A job portal has recently polled more than 5,000 respondents, including employers in the UAE and other parts of the Middle East and North Africa (Mena), to find out why job seekers are struggling to land a job offer.
More than a third (34 per cent) of those polled between March 3 and March 22, 2016 said the main reason is that candidates “do not know what the employers are looking for”. In the UAE, more hiring experts (42 per cent) cited the same reason.
Another contributing factor is that schools in the region don’t actually teach students the skills they need to enter the job market, according to 22 per cent of the survey participants.
In order to help candidates successfully navigate the job market, Bayt.com, which conducted the study, asked companies what they really want and what difficulties they’re facing when looking for a new talent.
Based on the employers’ responses, there’s a very high demand for entry-level positions right now, with more than half (52 per cent) looking for qualified candidates to fill junior executives and 30 per cent searching for executives.
About 10 per cent of companies said they are looking for director-level applicants.
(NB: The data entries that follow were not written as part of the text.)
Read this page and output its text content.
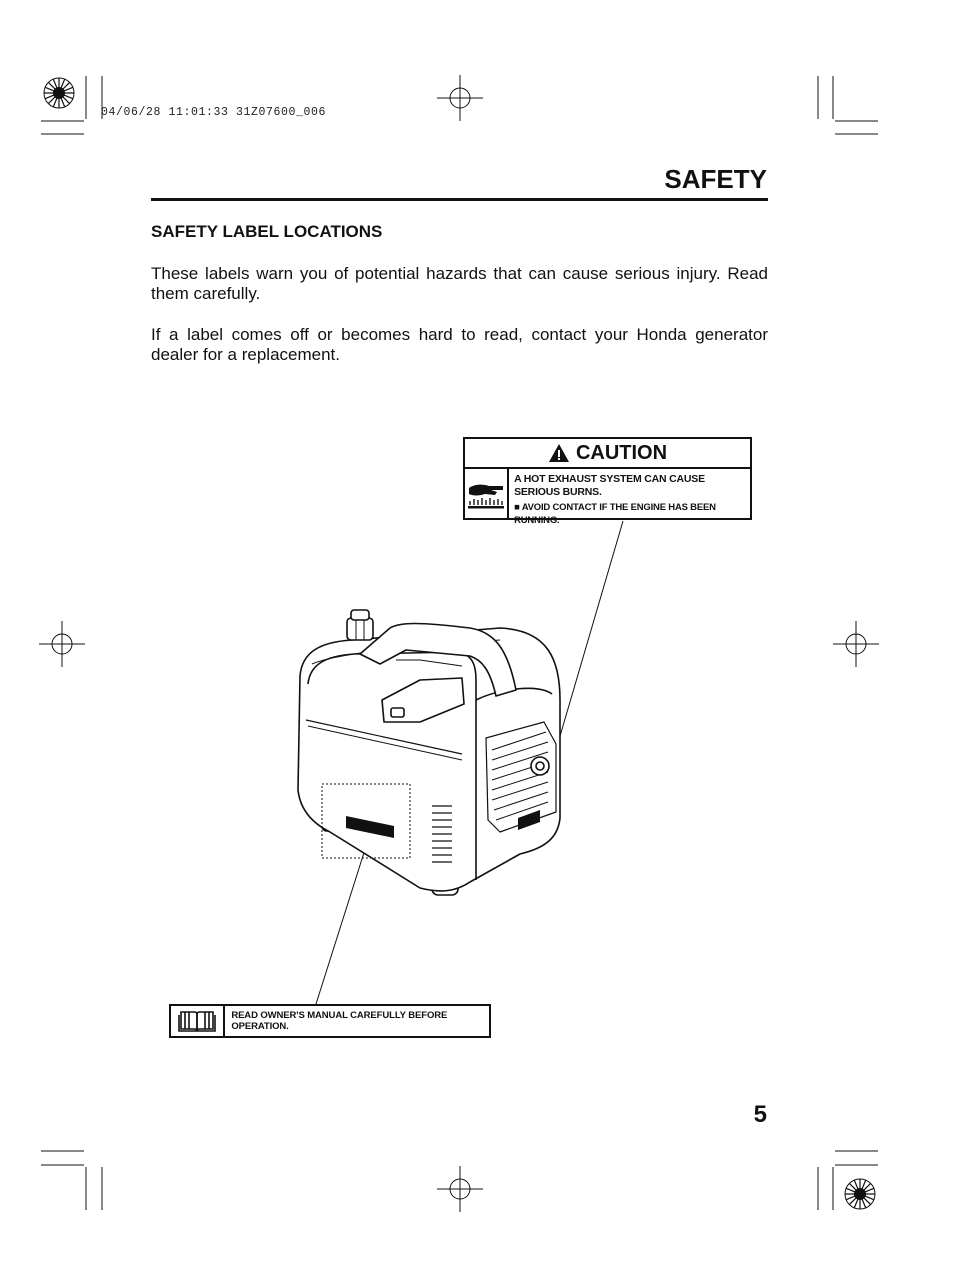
04/06/28 11:01:33 31Z07600_006
SAFETY
SAFETY LABEL LOCATIONS
These labels warn you of potential hazards that can cause serious injury. Read them carefully.
If a label comes off or becomes hard to read, contact your Honda generator dealer for a replacement.
CAUTION
A HOT EXHAUST SYSTEM CAN CAUSE SERIOUS BURNS.
■ AVOID CONTACT IF THE ENGINE HAS BEEN RUNNING.
READ OWNER'S MANUAL CAREFULLY BEFORE OPERATION.
5
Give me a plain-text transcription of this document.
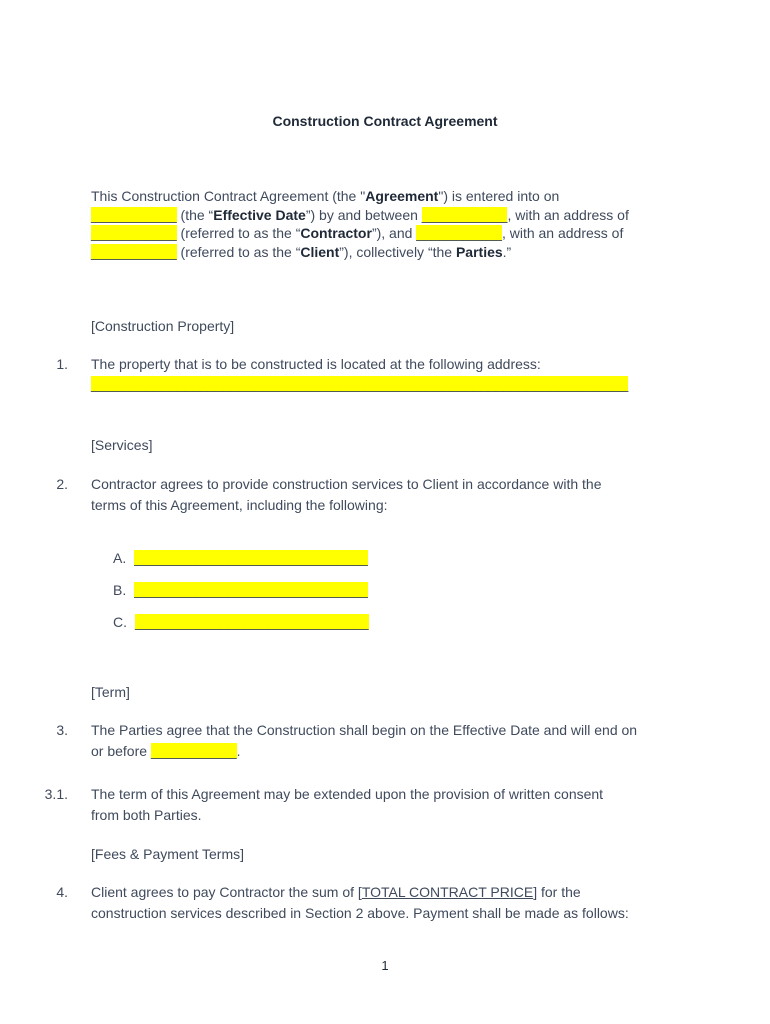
Construction Contract Agreement
This Construction Contract Agreement (the "Agreement") is entered into on
___________ (the “Effective Date”) by and between ___________, with an address of
___________ (referred to as the “Contractor”), and ___________, with an address of
___________ (referred to as the “Client”), collectively “the Parties.”
[Construction Property]
1. The property that is to be constructed is located at the following address:
_____________________________________________________________________
[Services]
2. Contractor agrees to provide construction services to Client in accordance with the
terms of this Agreement, including the following:
A. ______________________________
B. ______________________________
C. ______________________________
[Term]
3. The Parties agree that the Construction shall begin on the Effective Date and will end on
or before ___________.
3.1. The term of this Agreement may be extended upon the provision of written consent
from both Parties.
[Fees & Payment Terms]
4. Client agrees to pay Contractor the sum of [TOTAL CONTRACT PRICE] for the
construction services described in Section 2 above. Payment shall be made as follows:
1
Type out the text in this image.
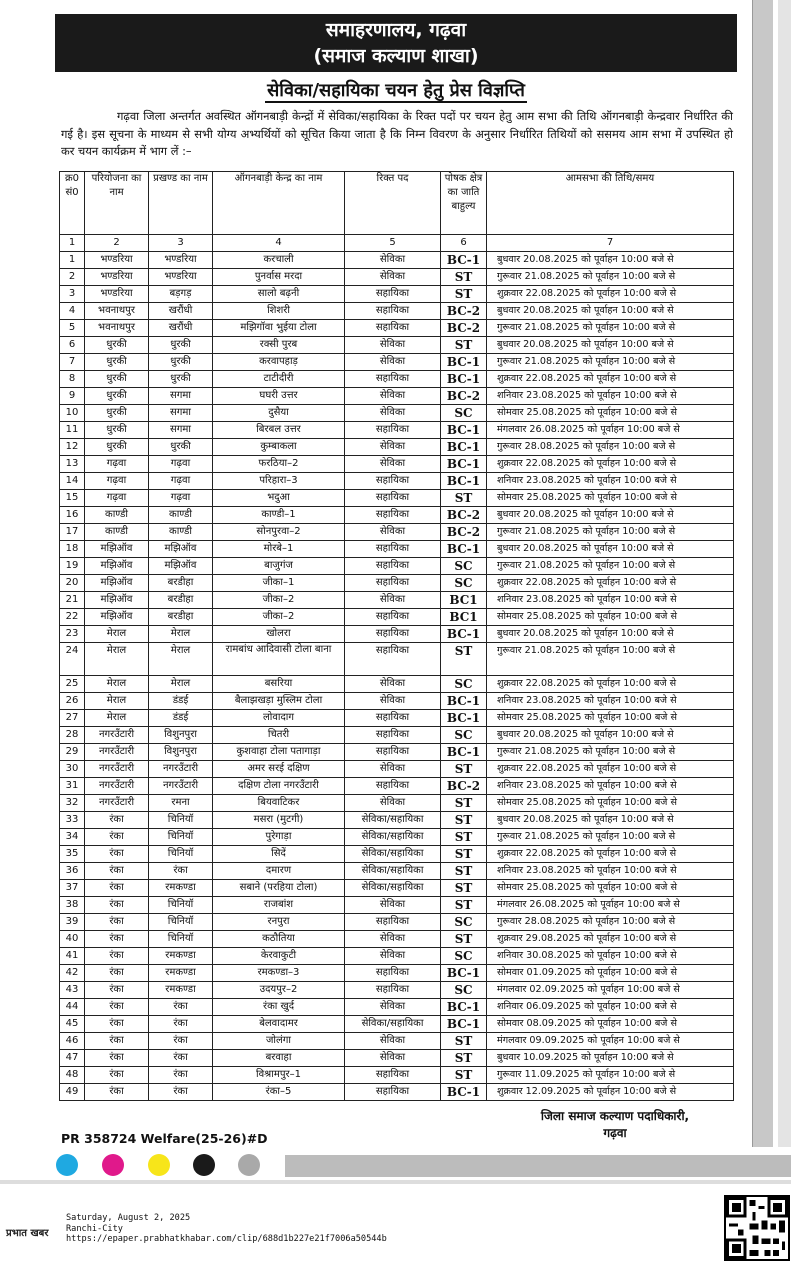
समाहरणालय, गढ़वा
(समाज कल्याण शाखा)
सेविका/सहायिका चयन हेतु प्रेस विज्ञप्ति
गढ़वा जिला अन्तर्गत अवस्थित ऑगनबाड़ी केन्द्रों में सेविका/सहायिका के रिक्त पदों पर चयन हेतु आम सभा की तिथि ऑगनबाड़ी केन्द्रवार निर्धारित की गई है। इस सूचना के माध्यम से सभी योग्य अभ्यर्थियों को सूचित किया जाता है कि निम्न विवरण के अनुसार निर्धारित तिथियों को ससमय आम सभा में उपस्थित हो कर चयन कार्यक्रम में भाग लें :–
क्र0 सं0	परियोजना का नाम	प्रखण्ड का नाम	ऑगनबाड़ी केन्द्र का नाम	रिक्त पद	पोषक क्षेत्र का जाति बाहुल्य	आमसभा की तिथि/समय
1	2	3	4	5	6	7
1	भण्डरिया	भण्डरिया	करचाली	सेविका	BC-1	बुधवार 20.08.2025 को पूर्वाहन 10:00 बजे से
2	भण्डरिया	भण्डरिया	पुनर्वास मरदा	सेविका	ST	गुरूवार 21.08.2025 को पूर्वाहन 10:00 बजे से
3	भण्डरिया	बड़गड़	सालो बढ़नी	सहायिका	ST	शुक्रवार 22.08.2025 को पूर्वाहन 10:00 बजे से
4	भवनाथपुर	खरौंधी	शिशरी	सहायिका	BC-2	बुधवार 20.08.2025 को पूर्वाहन 10:00 बजे से
5	भवनाथपुर	खरौंधी	मझिगॉवा भुईया टोला	सहायिका	BC-2	गुरूवार 21.08.2025 को पूर्वाहन 10:00 बजे से
6	धुरकी	धुरकी	रक्सी पुरब	सेविका	ST	बुधवार 20.08.2025 को पूर्वाहन 10:00 बजे से
7	धुरकी	धुरकी	करवापहाड़	सेविका	BC-1	गुरूवार 21.08.2025 को पूर्वाहन 10:00 बजे से
8	धुरकी	धुरकी	टाटीदीरी	सहायिका	BC-1	शुक्रवार 22.08.2025 को पूर्वाहन 10:00 बजे से
9	धुरकी	सगमा	घघरी उत्तर	सेविका	BC-2	शनिवार 23.08.2025 को पूर्वाहन 10:00 बजे से
10	धुरकी	सगमा	दुसैया	सेविका	SC	सोमवार 25.08.2025 को पूर्वाहन 10:00 बजे से
11	धुरकी	सगमा	बिरबल उत्तर	सहायिका	BC-1	मंगलवार 26.08.2025 को पूर्वाहन 10:00 बजे से
12	धुरकी	धुरकी	कुम्बाकला	सेविका	BC-1	गुरूवार 28.08.2025 को पूर्वाहन 10:00 बजे से
13	गढ़वा	गढ़वा	फरठिया–2	सेविका	BC-1	शुक्रवार 22.08.2025 को पूर्वाहन 10:00 बजे से
14	गढ़वा	गढ़वा	परिहारा–3	सहायिका	BC-1	शनिवार 23.08.2025 को पूर्वाहन 10:00 बजे से
15	गढ़वा	गढ़वा	भदुआ	सहायिका	ST	सोमवार 25.08.2025 को पूर्वाहन 10:00 बजे से
16	काण्डी	काण्डी	काण्डी–1	सहायिका	BC-2	बुधवार 20.08.2025 को पूर्वाहन 10:00 बजे से
17	काण्डी	काण्डी	सोनपुरवा–2	सेविका	BC-2	गुरूवार 21.08.2025 को पूर्वाहन 10:00 बजे से
18	मझिऑव	मझिऑव	मोरबे–1	सहायिका	BC-1	बुधवार 20.08.2025 को पूर्वाहन 10:00 बजे से
19	मझिऑव	मझिऑव	बाजुगंज	सहायिका	SC	गुरूवार 21.08.2025 को पूर्वाहन 10:00 बजे से
20	मझिऑव	बरडीहा	जीका–1	सहायिका	SC	शुक्रवार 22.08.2025 को पूर्वाहन 10:00 बजे से
21	मझिऑव	बरडीहा	जीका–2	सेविका	BC1	शनिवार 23.08.2025 को पूर्वाहन 10:00 बजे से
22	मझिऑव	बरडीहा	जीका–2	सहायिका	BC1	सोमवार 25.08.2025 को पूर्वाहन 10:00 बजे से
23	मेराल	मेराल	खोलरा	सहायिका	BC-1	बुधवार 20.08.2025 को पूर्वाहन 10:00 बजे से
24	मेराल	मेराल	रामबांध आदिवासी टोला बाना	सहायिका	ST	गुरूवार 21.08.2025 को पूर्वाहन 10:00 बजे से
25	मेराल	मेराल	बसरिया	सेविका	SC	शुक्रवार 22.08.2025 को पूर्वाहन 10:00 बजे से
26	मेराल	डंडई	बैलाझखड़ा मुस्लिम टोला	सेविका	BC-1	शनिवार 23.08.2025 को पूर्वाहन 10:00 बजे से
27	मेराल	डंडई	लोवादाग	सहायिका	BC-1	सोमवार 25.08.2025 को पूर्वाहन 10:00 बजे से
28	नगरउँटारी	विशुनपुरा	चितरी	सहायिका	SC	बुधवार 20.08.2025 को पूर्वाहन 10:00 बजे से
29	नगरउँटारी	विशुनपुरा	कुशवाहा टोला पतागाड़ा	सहायिका	BC-1	गुरूवार 21.08.2025 को पूर्वाहन 10:00 बजे से
30	नगरउँटारी	नगरउँटारी	अमर सरई दक्षिण	सेविका	ST	शुक्रवार 22.08.2025 को पूर्वाहन 10:00 बजे से
31	नगरउँटारी	नगरउँटारी	दक्षिण टोला नगरउँटारी	सहायिका	BC-2	शनिवार 23.08.2025 को पूर्वाहन 10:00 बजे से
32	नगरउँटारी	रमना	बियवाटिकर	सेविका	ST	सोमवार 25.08.2025 को पूर्वाहन 10:00 बजे से
33	रंका	चिनियॉ	मसरा (मुटगी)	सेविका/सहायिका	ST	बुधवार 20.08.2025 को पूर्वाहन 10:00 बजे से
34	रंका	चिनियॉ	पुरेगाड़ा	सेविका/सहायिका	ST	गुरूवार 21.08.2025 को पूर्वाहन 10:00 बजे से
35	रंका	चिनियॉ	सिदें	सेविका/सहायिका	ST	शुक्रवार 22.08.2025 को पूर्वाहन 10:00 बजे से
36	रंका	रंका	दमारण	सेविका/सहायिका	ST	शनिवार 23.08.2025 को पूर्वाहन 10:00 बजे से
37	रंका	रमकण्डा	सबाने (परहिया टोला)	सेविका/सहायिका	ST	सोमवार 25.08.2025 को पूर्वाहन 10:00 बजे से
38	रंका	चिनियॉ	राजबांश	सेविका	ST	मंगलवार 26.08.2025 को पूर्वाहन 10:00 बजे से
39	रंका	चिनियॉ	रनपुरा	सहायिका	SC	गुरूवार 28.08.2025 को पूर्वाहन 10:00 बजे से
40	रंका	चिनियॉ	कठौतिया	सेविका	ST	शुक्रवार 29.08.2025 को पूर्वाहन 10:00 बजे से
41	रंका	रमकण्डा	केरवाकुटी	सेविका	SC	शनिवार 30.08.2025 को पूर्वाहन 10:00 बजे से
42	रंका	रमकण्डा	रमकण्डा–3	सहायिका	BC-1	सोमवार 01.09.2025 को पूर्वाहन 10:00 बजे से
43	रंका	रमकण्डा	उदयपुर–2	सहायिका	SC	मंगलवार 02.09.2025 को पूर्वाहन 10:00 बजे से
44	रंका	रंका	रंका खुर्द	सेविका	BC-1	शनिवार 06.09.2025 को पूर्वाहन 10:00 बजे से
45	रंका	रंका	बेलवादामर	सेविका/सहायिका	BC-1	सोमवार 08.09.2025 को पूर्वाहन 10:00 बजे से
46	रंका	रंका	जोलंगा	सेविका	ST	मंगलवार 09.09.2025 को पूर्वाहन 10:00 बजे से
47	रंका	रंका	बरवाहा	सेविका	ST	बुधवार 10.09.2025 को पूर्वाहन 10:00 बजे से
48	रंका	रंका	विश्रामपुर–1	सहायिका	ST	गुरूवार 11.09.2025 को पूर्वाहन 10:00 बजे से
49	रंका	रंका	रंका–5	सहायिका	BC-1	शुक्रवार 12.09.2025 को पूर्वाहन 10:00 बजे से
जिला समाज कल्याण पदाधिकारी,
गढ़वा
PR 358724 Welfare(25-26)#D
प्रभात खबर
Saturday, August 2, 2025
Ranchi-City
https://epaper.prabhatkhabar.com/clip/688d1b227e21f7006a50544b
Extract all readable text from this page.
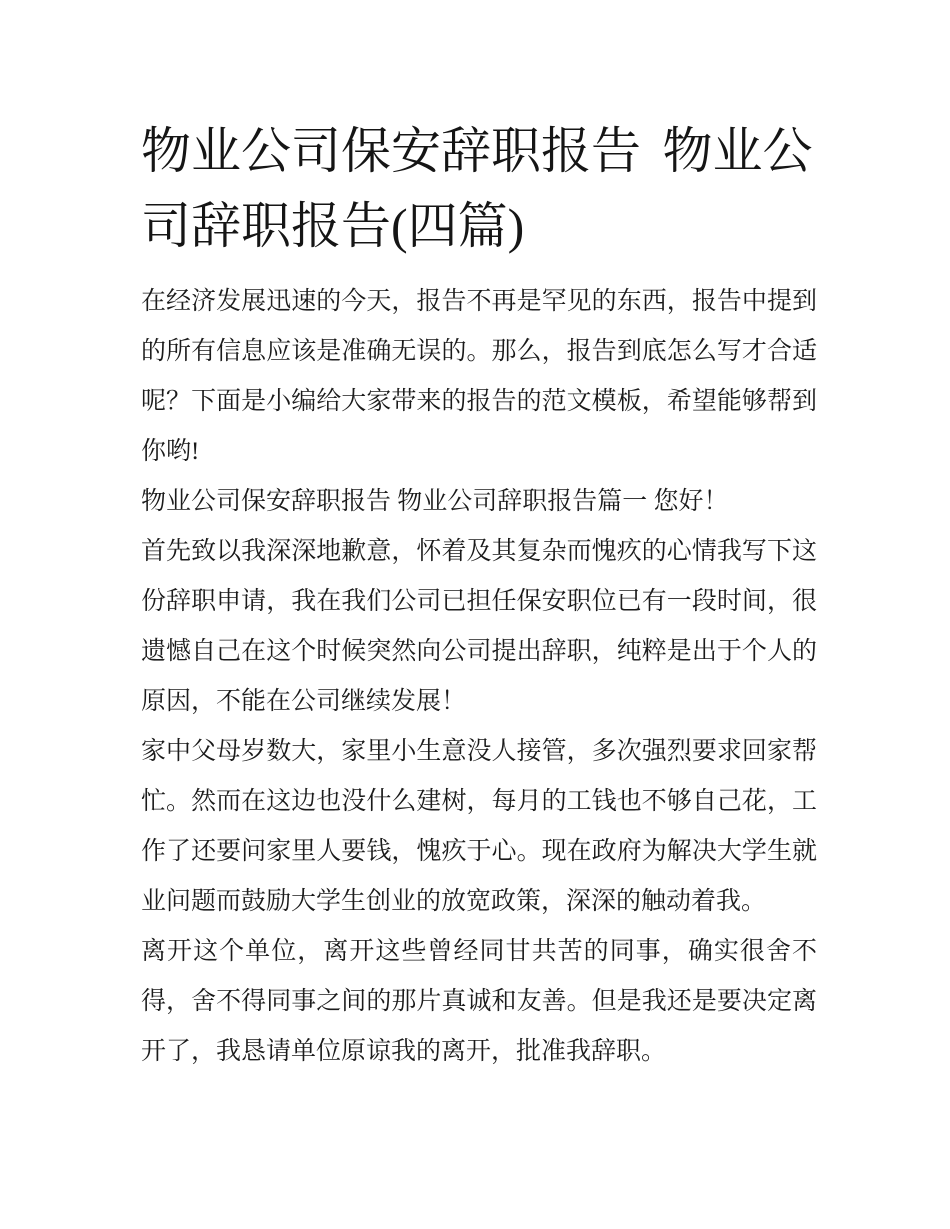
物业公司保安辞职报告 物业公司辞职报告(四篇)

在经济发展迅速的今天，报告不再是罕见的东西，报告中提到的所有信息应该是准确无误的。那么，报告到底怎么写才合适呢？下面是小编给大家带来的报告的范文模板，希望能够帮到你哟!

物业公司保安辞职报告 物业公司辞职报告篇一 您好！

首先致以我深深地歉意，怀着及其复杂而愧疚的心情我写下这份辞职申请，我在我们公司已担任保安职位已有一段时间，很遗憾自己在这个时候突然向公司提出辞职，纯粹是出于个人的原因，不能在公司继续发展！

家中父母岁数大，家里小生意没人接管，多次强烈要求回家帮忙。然而在这边也没什么建树，每月的工钱也不够自己花，工作了还要问家里人要钱，愧疚于心。现在政府为解决大学生就业问题而鼓励大学生创业的放宽政策，深深的触动着我。

离开这个单位，离开这些曾经同甘共苦的同事，确实很舍不得，舍不得同事之间的那片真诚和友善。但是我还是要决定离开了，我恳请单位原谅我的离开，批准我辞职。
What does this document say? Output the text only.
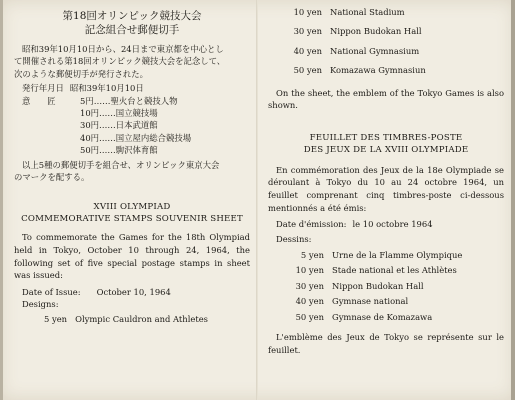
第18回オリンピック競技大会
記念組合せ郵便切手
昭和39年10月10日から、24日まで東京都を中心とし
て開催される第18回オリンピック競技大会を記念して、
次のような郵便切手が発行された。
発行年月日 昭和39年10月10日
意　　匠	5円……聖火台と競技人物
10円……国立競技場
30円……日本武道館
40円……国立屋内総合競技場
50円……駒沢体育館
以上5種の郵便切手を組合せ、オリンピック東京大会
のマークを配する。
XVIII OLYMPIAD
COMMEMORATIVE STAMPS SOUVENIR SHEET

To commemorate the Games for the 18th Olympiad held in Tokyo, October 10 through 24, 1964, the following set of five special postage stamps in sheet was issued:

Date of Issue:	October 10, 1964
Designs:
5 yen Olympic Cauldron and Athletes
10 yen National Stadium
30 yen Nippon Budokan Hall
40 yen National Gymnasium
50 yen Komazawa Gymnasiun

On the sheet, the emblem of the Tokyo Games is also shown.

FEUILLET DES TIMBRES-POSTE
DES JEUX DE LA XVIII OLYMPIADE

En commémoration des Jeux de la 18e Olympiade se déroulant à Tokyo du 10 au 24 octobre 1964, un feuillet comprenant cinq timbres-poste ci-dessous mentionnés a été émis:

Date d'émission: le 10 octobre 1964
Dessins:
5 yen Urne de la Flamme Olympique
10 yen Stade national et les Athlètes
30 yen Nippon Budokan Hall
40 yen Gymnase national
50 yen Gymnase de Komazawa

L'emblème des Jeux de Tokyo se représente sur le feuillet.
Within the Gulf Cooperation Council (GCC) region, organisations “show a greater need” for senior executives, coordinators and managers.
“The higher demand for entry-level positions was largely consistent across the region,” Bayt.com said.
In terms of job roles, the most in demand are sales positions, with 20 per cent of hiring companies saying they’re looking for sales executives and 16 per cent on the lookout for qualified sales managers.
Also in demand are project managers (15 per cent), mechanical engineers (14 per cent), electrical engineers (13 per cent), accountants (12 per cent) and administrative assistants (12 per cent).
But before you start sending out your CV, it may be a good idea to determine if you can offer your potential employer the complete package. According to the study, companies don't just hire someone because they've got the required hard skills - they also look for certain attributes that are critical for the role.
Employers surveyed for the study said that they struggle to locate candidates with the required skill sets, especially when hiring for senior and mid-to-junior roles.
When asked what specific skills many candidates are often lacking, the majority (63 per cent) cited creative thinking and problem solving, while 60 per cent pointed to international work experience and 59 per cent highlighted leadership skills.
“It is really interesting that the skills gap in the Middle East is not one of technical skills, but of soft skills,” said Suhail Masri, vice president of employer solutions, Bayt.com. “To add to the challenge, it’s much easier to assess and qualify a candidate based on his or her technical skills, as opposed to soft skills.”